2 天使たち、人間界に行く
幸一がタブレットの電源を切ろうとしたら、急にタブレットから閃光がすると、1つの動画が出てきた。
幸一は閃光に驚き、しばらくぼーっとしたまま、その動画を見ていた。
その動画には、小学1年生くらいと保育園児くらいの幼い姉妹が出ていた。どうやら、その姉妹のお母さんはガンで亡くなったようだ。
撮影したのは、亡くなったお母さんの姉で、その幼い姉妹の伯母さんのようだった。
幼い姉妹の動画は、クリスマス前なので、お母さんが亡くなってもがんはってるお父さんに、プレゼントを贈ろうというものだった。
2人でプレゼントの相談をしているところが映った。妹はおりがみで鎖を作り、つなぎ合わせて首飾りを、姉はパンケーキを焼いて、ホイップクリームといちごでデコレーションするという小学1年生でも作れそうなものだった。動画はそこで次回へとなっていた。

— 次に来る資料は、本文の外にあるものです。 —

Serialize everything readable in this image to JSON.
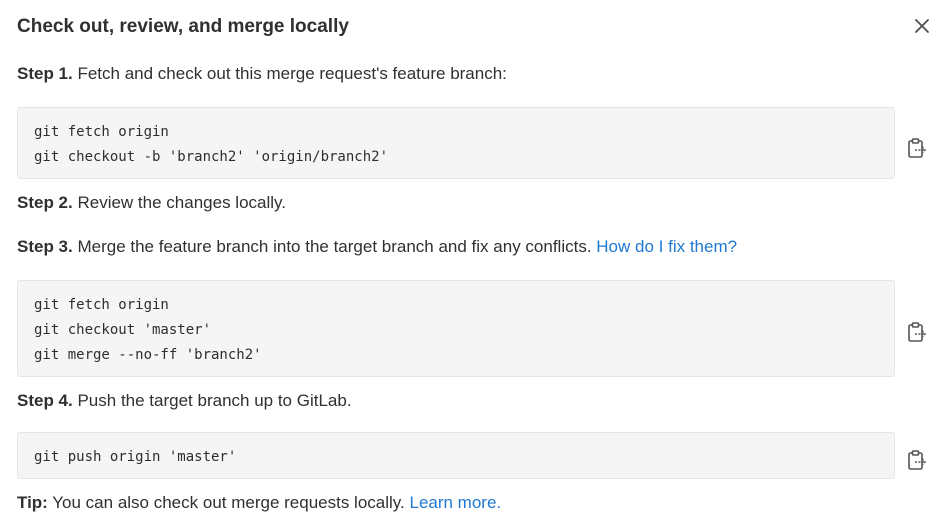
{
  "modal": {
    "title": "Check out, review, and merge locally"
  },
  "step1": {
    "label": "Step 1.",
    "text": " Fetch and check out this merge request's feature branch:",
    "code": [
      "git fetch origin",
      "git checkout -b 'branch2' 'origin/branch2'"
    ]
  },
  "step2": {
    "label": "Step 2.",
    "text": " Review the changes locally."
  },
  "step3": {
    "label": "Step 3.",
    "text": " Merge the feature branch into the target branch and fix any conflicts. ",
    "link": "How do I fix them?",
    "code": [
      "git fetch origin",
      "git checkout 'master'",
      "git merge --no-ff 'branch2'"
    ]
  },
  "step4": {
    "label": "Step 4.",
    "text": " Push the target branch up to GitLab.",
    "code": [
      "git push origin 'master'"
    ]
  },
  "tip": {
    "label": "Tip:",
    "text": " You can also check out merge requests locally. ",
    "link": "Learn more."
  },
  "icons": {
    "close": "close-icon",
    "copy": "clipboard-copy-icon"
  },
  "colors": {
    "link": "#1f78d1",
    "code_bg": "#f5f5f5",
    "text": "#303030"
  }
}
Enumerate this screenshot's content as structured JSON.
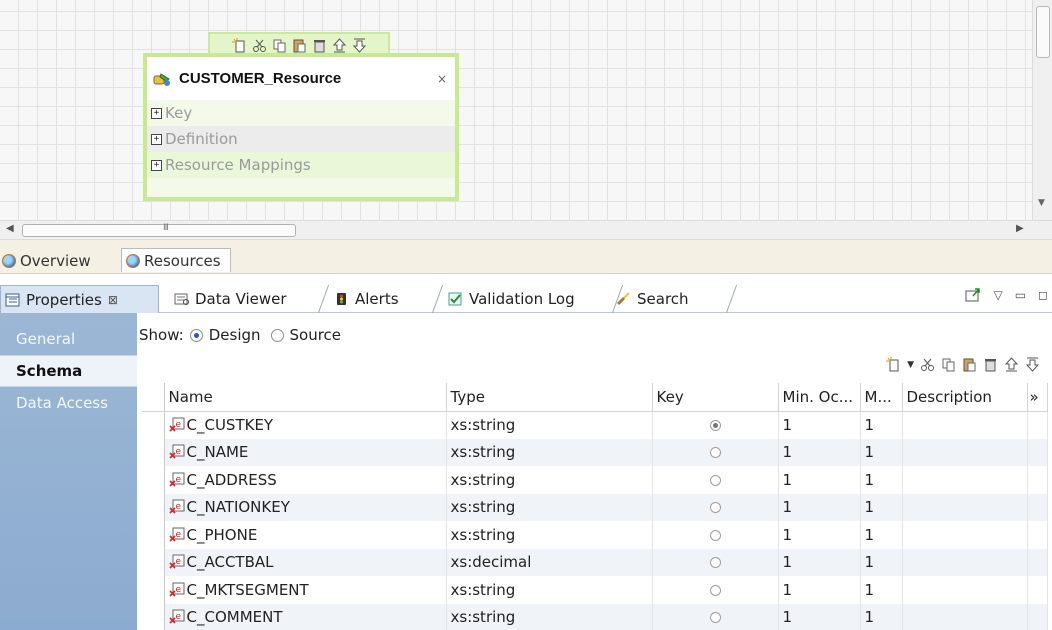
{
  "node": {
    "title": "CUSTOMER_Resource",
    "close": "×",
    "rows": [
      "Key",
      "Definition",
      "Resource Mappings"
    ],
    "toolbar_icons": [
      "new-icon",
      "cut-icon",
      "copy-icon",
      "paste-icon",
      "delete-icon",
      "move-up-icon",
      "move-down-icon"
    ]
  },
  "scroll": {
    "grip": "III"
  },
  "editor_tabs": [
    "Overview",
    "Resources"
  ],
  "properties_tabs": [
    {
      "label": "Properties",
      "close": "⊠"
    },
    {
      "label": "Data Viewer"
    },
    {
      "label": "Alerts"
    },
    {
      "label": "Validation Log"
    },
    {
      "label": "Search"
    }
  ],
  "side_tabs": [
    "General",
    "Schema",
    "Data Access"
  ],
  "show": {
    "label": "Show:",
    "design": "Design",
    "source": "Source",
    "selected": "Design"
  },
  "columns": [
    "Name",
    "Type",
    "Key",
    "Min. Oc...",
    "M...",
    "Description",
    "»"
  ],
  "rows": [
    {
      "name": "C_CUSTKEY",
      "type": "xs:string",
      "key": true,
      "min": "1",
      "max": "1",
      "desc": ""
    },
    {
      "name": "C_NAME",
      "type": "xs:string",
      "key": false,
      "min": "1",
      "max": "1",
      "desc": ""
    },
    {
      "name": "C_ADDRESS",
      "type": "xs:string",
      "key": false,
      "min": "1",
      "max": "1",
      "desc": ""
    },
    {
      "name": "C_NATIONKEY",
      "type": "xs:string",
      "key": false,
      "min": "1",
      "max": "1",
      "desc": ""
    },
    {
      "name": "C_PHONE",
      "type": "xs:string",
      "key": false,
      "min": "1",
      "max": "1",
      "desc": ""
    },
    {
      "name": "C_ACCTBAL",
      "type": "xs:decimal",
      "key": false,
      "min": "1",
      "max": "1",
      "desc": ""
    },
    {
      "name": "C_MKTSEGMENT",
      "type": "xs:string",
      "key": false,
      "min": "1",
      "max": "1",
      "desc": ""
    },
    {
      "name": "C_COMMENT",
      "type": "xs:string",
      "key": false,
      "min": "1",
      "max": "1",
      "desc": ""
    }
  ],
  "colors": {
    "node_border": "#c7ea91",
    "side_tabs": "#8cabd0",
    "active_tab": "#d9e5f3"
  }
}
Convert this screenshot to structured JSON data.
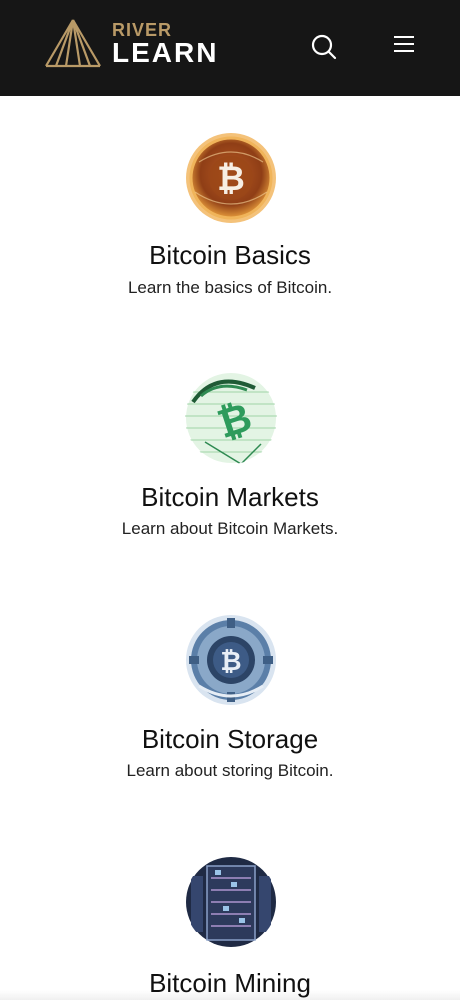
{
  "header": {
    "logo_top": "RIVER",
    "logo_bottom": "LEARN",
    "search_icon": "search-icon",
    "menu_icon": "hamburger-menu-icon"
  },
  "colors": {
    "header_bg": "#161616",
    "logo_gold": "#b99a67",
    "text": "#111111"
  },
  "cards": [
    {
      "title": "Bitcoin Basics",
      "desc": "Learn the basics of Bitcoin.",
      "icon": "bitcoin-basics-icon"
    },
    {
      "title": "Bitcoin Markets",
      "desc": "Learn about Bitcoin Markets.",
      "icon": "bitcoin-markets-icon"
    },
    {
      "title": "Bitcoin Storage",
      "desc": "Learn about storing Bitcoin.",
      "icon": "bitcoin-storage-icon"
    },
    {
      "title": "Bitcoin Mining",
      "desc": "",
      "icon": "bitcoin-mining-icon"
    }
  ]
}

大人ならば、世の中には、そういう境遇の子どもたちは大勢いると、関心も示さないかも知れないが、幸一は、何だか自分が恥ずかしくなった。
自分は今は松葉杖なしで歩けないけど、お父さんもお母さんもいる。妙に感銘を受けてしまった。
僕もお父さんやお母さんを喜ばせたり、人に喜んでもらいたい。でも、何ができるだろう?
ー☆ー
幸一の部屋に来た大天使と天使見習い。
「幸一よ、良くぞ申した」
「おじいさん、だあれ? 急に現れて、それに羽なんかついているし……もしかして、天使???」
「そうです。僕たちは天使です。こちらにおりますお方は大天使さま、僕は天使見習いです」
「大天使さま???、天使見習い???」
「エンジェル界で、幸一君の憔悴ぶりを見て、いてもたってもいられずに……」
「アニメじゃあるまいし、そんなことあり?」
幸一は目を白黒させた。
「ありじゃよ。神の御子が地上に降り立った日が近いからのう。人間界の大人が言う恩赦のようなものじゃ」
「お言葉ですが大天使さま、恩赦では、幸一君には分かりづらいと思いますが」
「おお、そうじゃった。恩赦とは罪が赦されることじゃが、幸一の場合は苦しみを取り除くというか、何というか……」
「えっ、そんなことできるの?」
「幸一の才覚次第なので詳しくは言えんが、人間界の弥勒、つまり、幸一がしているXで、人を喜ばせなさい。
このエンジェルパウダー画像を親しい人たちに贈って、言葉を添えること。今の幸一にはぴったりで簡単にできることじゃろう」
そう言い残すと、2人の天使は幸一の目の前から急にピタッと消えた。